Prove that the only eigenvalue of a unipotent matrix is 1.

Question

An $n\times n$ matrix is $\textit{unipotent}$ if $(M-I)^k=0$ for some $k\in\mathbb{N}$, where $I$ is the $n\times n$ identity matrix. Show that the only eigenvalue of a unipotent matrix is $1$.

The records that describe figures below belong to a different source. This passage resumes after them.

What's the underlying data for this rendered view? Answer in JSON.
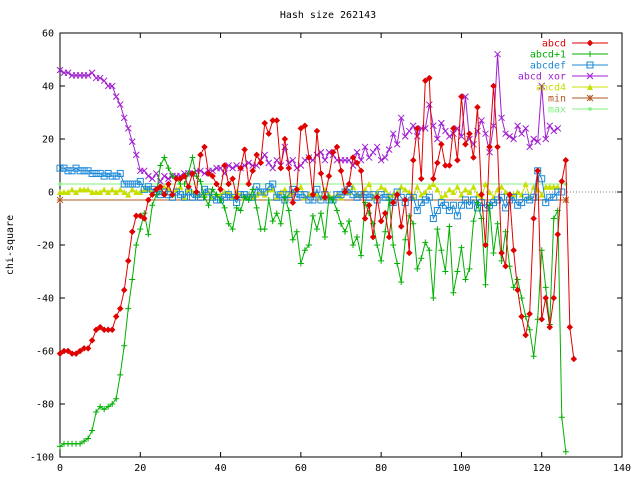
{
  "chart_data": {
    "type": "line",
    "title": "Hash size 262143",
    "xlabel": "",
    "ylabel": "chi-square",
    "xlim": [
      0,
      140
    ],
    "ylim": [
      -100,
      60
    ],
    "xticks": [
      0,
      20,
      40,
      60,
      80,
      100,
      120,
      140
    ],
    "yticks": [
      60,
      40,
      20,
      0,
      -20,
      -40,
      -60,
      -80,
      -100
    ],
    "grid": false,
    "legend_position": "top-right",
    "series": [
      {
        "name": "abcd",
        "color": "#e00000",
        "marker": "diamond",
        "values": [
          -61,
          -60,
          -60,
          -61,
          -61,
          -60,
          -59,
          -59,
          -56,
          -52,
          -51,
          -52,
          -52,
          -52,
          -47,
          -44,
          -37,
          -26,
          -15,
          -9,
          -9,
          -10,
          -3,
          -1,
          1,
          2,
          -1,
          3,
          -1,
          5,
          5,
          6,
          2,
          7,
          0,
          14,
          17,
          7,
          6,
          3,
          1,
          10,
          3,
          5,
          -2,
          9,
          16,
          3,
          8,
          14,
          11,
          26,
          22,
          27,
          27,
          9,
          20,
          9,
          -4,
          1,
          24,
          25,
          13,
          -1,
          23,
          7,
          -2,
          6,
          15,
          17,
          8,
          0,
          3,
          13,
          11,
          8,
          -10,
          -5,
          -17,
          -2,
          -11,
          -8,
          -17,
          -4,
          -1,
          -13,
          -3,
          -23,
          12,
          24,
          5,
          42,
          43,
          5,
          11,
          18,
          10,
          10,
          24,
          12,
          36,
          18,
          22,
          13,
          32,
          -1,
          -20,
          17,
          40,
          17,
          -23,
          -28,
          -1,
          -22,
          -37,
          -47,
          -54,
          -46,
          -10,
          8,
          -48,
          -40,
          -51,
          -40,
          -16,
          4,
          12,
          -51,
          -63
        ]
      },
      {
        "name": "abcd+1",
        "color": "#00b000",
        "marker": "plus",
        "values": [
          -96,
          -95,
          -95,
          -95,
          -95,
          -95,
          -94,
          -93,
          -90,
          -83,
          -81,
          -82,
          -81,
          -80,
          -78,
          -69,
          -58,
          -44,
          -33,
          -20,
          -14,
          -8,
          -16,
          -5,
          -1,
          10,
          13,
          9,
          6,
          5,
          3,
          3,
          7,
          13,
          6,
          4,
          -2,
          -5,
          1,
          -1,
          -3,
          -6,
          -12,
          -14,
          -6,
          -7,
          -2,
          -3,
          1,
          -6,
          -14,
          -14,
          -3,
          -11,
          -8,
          -12,
          -2,
          -7,
          -18,
          -15,
          -27,
          -22,
          -20,
          -9,
          -14,
          -8,
          -17,
          -2,
          -3,
          -7,
          -12,
          -15,
          -11,
          -20,
          -17,
          -24,
          -4,
          -8,
          -12,
          -20,
          -26,
          -15,
          -3,
          -20,
          -27,
          -34,
          -18,
          -9,
          -12,
          -29,
          -25,
          -19,
          -22,
          -40,
          -14,
          -22,
          -30,
          -13,
          -38,
          -30,
          -21,
          -33,
          -29,
          -11,
          -4,
          -10,
          -35,
          -5,
          -23,
          -12,
          -26,
          -15,
          -28,
          -36,
          -33,
          -40,
          -47,
          -52,
          -62,
          -48,
          -22,
          -36,
          -50,
          -10,
          -7,
          -85,
          -98
        ]
      },
      {
        "name": "abcdef",
        "color": "#1a88d8",
        "marker": "square",
        "values": [
          9,
          9,
          8,
          8,
          9,
          8,
          8,
          8,
          7,
          7,
          7,
          6,
          7,
          6,
          6,
          7,
          3,
          3,
          3,
          3,
          4,
          1,
          2,
          1,
          0,
          -1,
          0,
          -1,
          -2,
          0,
          -1,
          -2,
          0,
          -2,
          -1,
          -2,
          1,
          0,
          -2,
          -3,
          -3,
          -2,
          -1,
          -2,
          -4,
          -1,
          -1,
          -2,
          -2,
          2,
          0,
          0,
          2,
          3,
          -2,
          -1,
          -3,
          -1,
          1,
          -2,
          -1,
          -1,
          -3,
          -3,
          1,
          -3,
          -1,
          -3,
          -3,
          -1,
          -1,
          0,
          1,
          -1,
          -2,
          -1,
          -1,
          -2,
          -1,
          -3,
          -1,
          -2,
          -2,
          -4,
          0,
          -2,
          -4,
          -2,
          -2,
          -7,
          -4,
          -3,
          -2,
          -10,
          -7,
          -4,
          -5,
          -7,
          -5,
          -9,
          -5,
          -3,
          -5,
          -3,
          -6,
          -4,
          -6,
          -5,
          -4,
          -3,
          -2,
          -6,
          -3,
          -2,
          -5,
          -4,
          -2,
          -3,
          -2,
          8,
          5,
          -4,
          -2,
          -2,
          0,
          0
        ]
      },
      {
        "name": "abcd xor",
        "color": "#a020d0",
        "marker": "x",
        "values": [
          46,
          45,
          45,
          44,
          44,
          44,
          44,
          44,
          45,
          43,
          43,
          42,
          40,
          40,
          36,
          33,
          28,
          24,
          19,
          14,
          8,
          8,
          6,
          5,
          7,
          4,
          6,
          5,
          6,
          6,
          6,
          7,
          7,
          7,
          8,
          8,
          7,
          8,
          8,
          9,
          9,
          7,
          10,
          9,
          10,
          9,
          10,
          11,
          10,
          10,
          12,
          14,
          11,
          9,
          12,
          10,
          17,
          11,
          12,
          9,
          10,
          12,
          13,
          12,
          14,
          15,
          12,
          15,
          14,
          12,
          12,
          12,
          12,
          10,
          15,
          12,
          17,
          13,
          15,
          17,
          12,
          13,
          16,
          22,
          18,
          28,
          21,
          23,
          25,
          21,
          24,
          24,
          33,
          25,
          20,
          26,
          23,
          21,
          22,
          24,
          21,
          36,
          20,
          18,
          23,
          27,
          22,
          15,
          25,
          52,
          28,
          22,
          21,
          20,
          25,
          22,
          24,
          17,
          20,
          19,
          40,
          20,
          25,
          23,
          24
        ]
      },
      {
        "name": "abcd4",
        "color": "#c8e000",
        "marker": "triangle",
        "values": [
          0,
          0,
          0,
          1,
          0,
          1,
          1,
          1,
          0,
          0,
          0,
          1,
          0,
          1,
          0,
          1,
          0,
          -1,
          1,
          0,
          0,
          1,
          1,
          0,
          1,
          0,
          2,
          1,
          -1,
          1,
          2,
          -2,
          1,
          0,
          -1,
          -1,
          -1,
          0,
          -2,
          -1,
          -1,
          0,
          0,
          -2,
          0,
          -1,
          -2,
          -1,
          -2,
          -1,
          0,
          -1,
          1,
          1,
          -2,
          0,
          1,
          -1,
          0,
          1,
          2,
          -2,
          -1,
          0,
          -1,
          -2,
          1,
          -1,
          -2,
          -1,
          -2,
          1,
          0,
          2,
          -1,
          -1,
          1,
          3,
          -2,
          0,
          2,
          1,
          -1,
          -1,
          0,
          2,
          1,
          0,
          -2,
          2,
          -1,
          0,
          2,
          3,
          1,
          -2,
          -1,
          1,
          0,
          2,
          -1,
          1,
          0,
          2,
          -1,
          -2,
          3,
          0,
          -2,
          1,
          2,
          0,
          -1,
          -1,
          0,
          -1,
          3,
          -2,
          2,
          1,
          -1,
          2,
          2,
          2,
          2
        ]
      },
      {
        "name": "min",
        "color": "#b05820",
        "marker": "star",
        "const": -3,
        "range": [
          0,
          126
        ]
      },
      {
        "name": "max",
        "color": "#80f080",
        "marker": "dot",
        "const": 3,
        "range": [
          0,
          126
        ]
      }
    ]
  }
}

I found the following proof:

$\lambda$ is an eigenvalue of $M-I$ iff $1+\lambda$ is an eigenvalue of $M$. Then, because $C_{M-I}(x)=\prod_{i=1}^n(x-\lambda_i)$, we have $C_M(x)=\prod_{i=1}^n(x-(1+\lambda_i))$. Since $M-I$ is nilpotent, its only eigenvalue is $0$, and it follows that $C_M(x)=(x-1)^n$, as desired.

My question is specifically about the first statement. How are we able to decompose the spectrum of the difference between $M$ and $I$? Also, is there a simpler approach to this problem?

Answer 1

Another approach: $M(x)=cx$ implies that $(M-I)(x)=cx-x=(c-1)x$.

Suppose that $(M-I)^p(x)=(c-1)^p(x)$, $(M-I)^{p+1}(x)=(M-I)(c-1)^px=(c-1)^pM(x)-(c-1)^px=c(c-1)^px-(c-1)^px=(c(c-1)^p-(c-1)^p)x=(c-1)^{p+1}(x)$.

You deduce that $(M-I)^k(x)=(c-1)^kx=0$ implies that $c=1$.

$\lambda$ is an eigenvalue of $M-I$ i.e there exists a non zero $x$ such that $(M-I)(x)=M(x)-x=\lambda x$, this is equivalent to saying that $M(x)=x+\lambda x=(1+\lambda )x$ i.e that $1+\lambda$ is an eigenvalue of $M$.

Answer 2

As we know, eigenvalues of a nilpotent matrix can only be $0$. Because $A$ is a unipotent matrix iff $A-I$ is a nilpotent matrix, and $$\det(0I-(A-I)) = \det(I-A) = 0,$$ it's obvious that the only eigenvalue of a unipotent matrix is 1.